La troisième limite concerne le profil des enfants. Tous ne réagissent pas de la même manière à la réalité virtuelle. Certains peuvent refuser le casque. D’autres peuvent être trop jeunes, trop anxieux ou trop sensibles à l’environnement pour entrer dans l’expérience. Les protocoles excluent encore trop souvent les enfants en situation de handicap.
De plus, la réussite dépend de l’intégration du dispositif dans la séance.
Le moment de la mise en place, l’explication donnée à l’enfant et le choix du contenu sont importants. La compatibilité avec le geste clinique, l’hygiène, le confort du casque et la communication avec les parents comptent également.
Vers une dentisterie plus immersive
La littérature récente montre que la réalité virtuelle prend progressivement sa place dans les soins dentaires, en particulier auprès des enfants.

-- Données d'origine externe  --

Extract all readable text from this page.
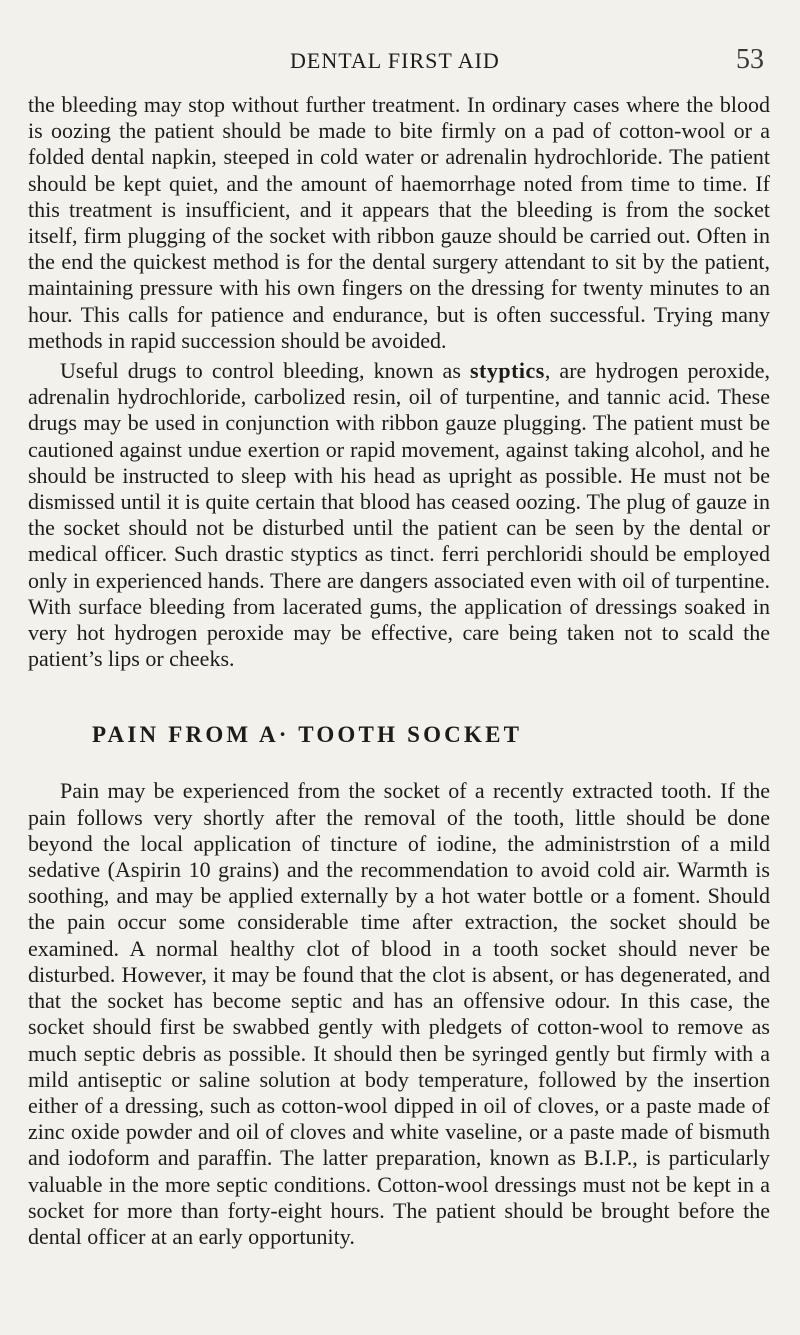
DENTAL FIRST AID	53

the bleeding may stop without further treatment. In ordinary cases where the blood is oozing the patient should be made to bite firmly on a pad of cotton-wool or a folded dental napkin, steeped in cold water or adrenalin hydrochloride. The patient should be kept quiet, and the amount of haemorrhage noted from time to time. If this treatment is insufficient, and it appears that the bleeding is from the socket itself, firm plugging of the socket with ribbon gauze should be carried out. Often in the end the quickest method is for the dental surgery attendant to sit by the patient, maintaining pressure with his own fingers on the dressing for twenty minutes to an hour. This calls for patience and endurance, but is often successful. Trying many methods in rapid succession should be avoided.

Useful drugs to control bleeding, known as styptics, are hydrogen peroxide, adrenalin hydrochloride, carbolized resin, oil of turpentine, and tannic acid. These drugs may be used in conjunction with ribbon gauze plugging. The patient must be cautioned against undue exertion or rapid movement, against taking alcohol, and he should be instructed to sleep with his head as upright as possible. He must not be dismissed until it is quite certain that blood has ceased oozing. The plug of gauze in the socket should not be disturbed until the patient can be seen by the dental or medical officer. Such drastic styptics as tinct. ferri perchloridi should be employed only in experienced hands. There are dangers associated even with oil of turpentine. With surface bleeding from lacerated gums, the application of dressings soaked in very hot hydrogen peroxide may be effective, care being taken not to scald the patient’s lips or cheeks.

PAIN FROM A· TOOTH SOCKET

Pain may be experienced from the socket of a recently extracted tooth. If the pain follows very shortly after the removal of the tooth, little should be done beyond the local application of tincture of iodine, the administrstion of a mild sedative (Aspirin 10 grains) and the recommendation to avoid cold air. Warmth is soothing, and may be applied externally by a hot water bottle or a foment. Should the pain occur some considerable time after extraction, the socket should be examined. A normal healthy clot of blood in a tooth socket should never be disturbed. However, it may be found that the clot is absent, or has degenerated, and that the socket has become septic and has an offensive odour. In this case, the socket should first be swabbed gently with pledgets of cotton-wool to remove as much septic debris as possible. It should then be syringed gently but firmly with a mild antiseptic or saline solution at body temperature, followed by the insertion either of a dressing, such as cotton-wool dipped in oil of cloves, or a paste made of zinc oxide powder and oil of cloves and white vaseline, or a paste made of bismuth and iodoform and paraffin. The latter preparation, known as B.I.P., is particularly valuable in the more septic conditions. Cotton-wool dressings must not be kept in a socket for more than forty-eight hours. The patient should be brought before the dental officer at an early opportunity.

Les chiffres issus de la thèse menée au CHU de Nice sur Orionis® sont particulièrement parlants : près de 9 enfants sur 10 se déclarent satisfaits ou très satisfaits, plus de 9 enfants sur 10 souhaitent réutiliser les lunettes lors d’un prochain soin, et plus de 3 soignants sur 4 estiment que le dispositif peut aider la prise en charge en odontologie pédiatrique.
Ces données ne signifient pas que la réalité virtuelle doit remplacer les autres approches. Elles montrent plutôt qu’elle peut devenir un outil complémentaire sérieux, au service d’une prise en charge plus apaisée, plus confortable et plus adaptée à l’enfant.
L’enjeu des prochaines années sera donc de passer d’une logique d’innovation à une logique de preuve : multiplier les études, comparer les dispositifs, standardiser les protocoles et mieux identifier les indications.
Une recherche encore en mouvement
Les thèses françaises montrent une évolution très nette du sujet.
En 2015, les chercheurs étudient la réalité virtuelle comme une simple distraction.
Dès 2020, les facultés lancent les premiers protocoles cliniques
Elle commence à être comparéeen 2022 à des approches pharmacologiques comme le MEOPA.
Entre 2023 et 2024, les revues scientifiques élargissent la réflexion.
En 2025, les dispositifs spécifiquement conçus pour l’enfant et le cabinet dentaire commencent à faire l’objet d’enquêtes cliniques dédiées.
D’autres thèses et études sont en cours ou à venir. Elles permettront probablement de mieux comprendre quels enfants bénéficient le plus de la réalité virtuelle, quels scénarios sont les plus efficaces, à quel moment du soin le dispositif doit être utilisé, et comment l’intégrer dans une stratégie globale de prise en charge.
Les prochaines recherches devront aussi explorer l’impact à long terme : la réalité virtuelle améliore-t-elle seulement la séance en cours, ou peut-elle aussi modifier durablement le rapport de l’enfant aux soins dentaires ? Peut-elle réduire l’évitement des soins ? Peut-elle prévenir l’installation d’une peur dentaire durable ?
Ces questions sont essentielles, car l’objectif final dépasse le confort immédiat : il s’agit aussi de construire une relation plus sereine avec les soins, dès l’enfance.
En conclusion
Les travaux français récents confirment l’intérêt croissant de la réalité virtuelle en odontologie pédiatrique.
Les thèses disponibles montrent une tendance cohérente : la réalité virtuelle peut réduire l’anxiété, améliorer l’expérience de soin, favoriser la coopération et soutenir les praticiens dans des situations cliniques parfois complexes.
La réalité virtuelle apparaît comme un levier concret pour transformer le vécu des soins dentaires pédiatriques.
La prudence scientifique reste toutefois nécessaire. Les études doivent encore être élargies, comparées et consolidées. Mais une chose est claire : la réalité virtuelle n’est plus un simple outil de curiosité. Elle devient progressivement un support clinique à part entière, pensé pour accompagner les enfants, les parents et les équipes vers des soins plus doux et plus sereins.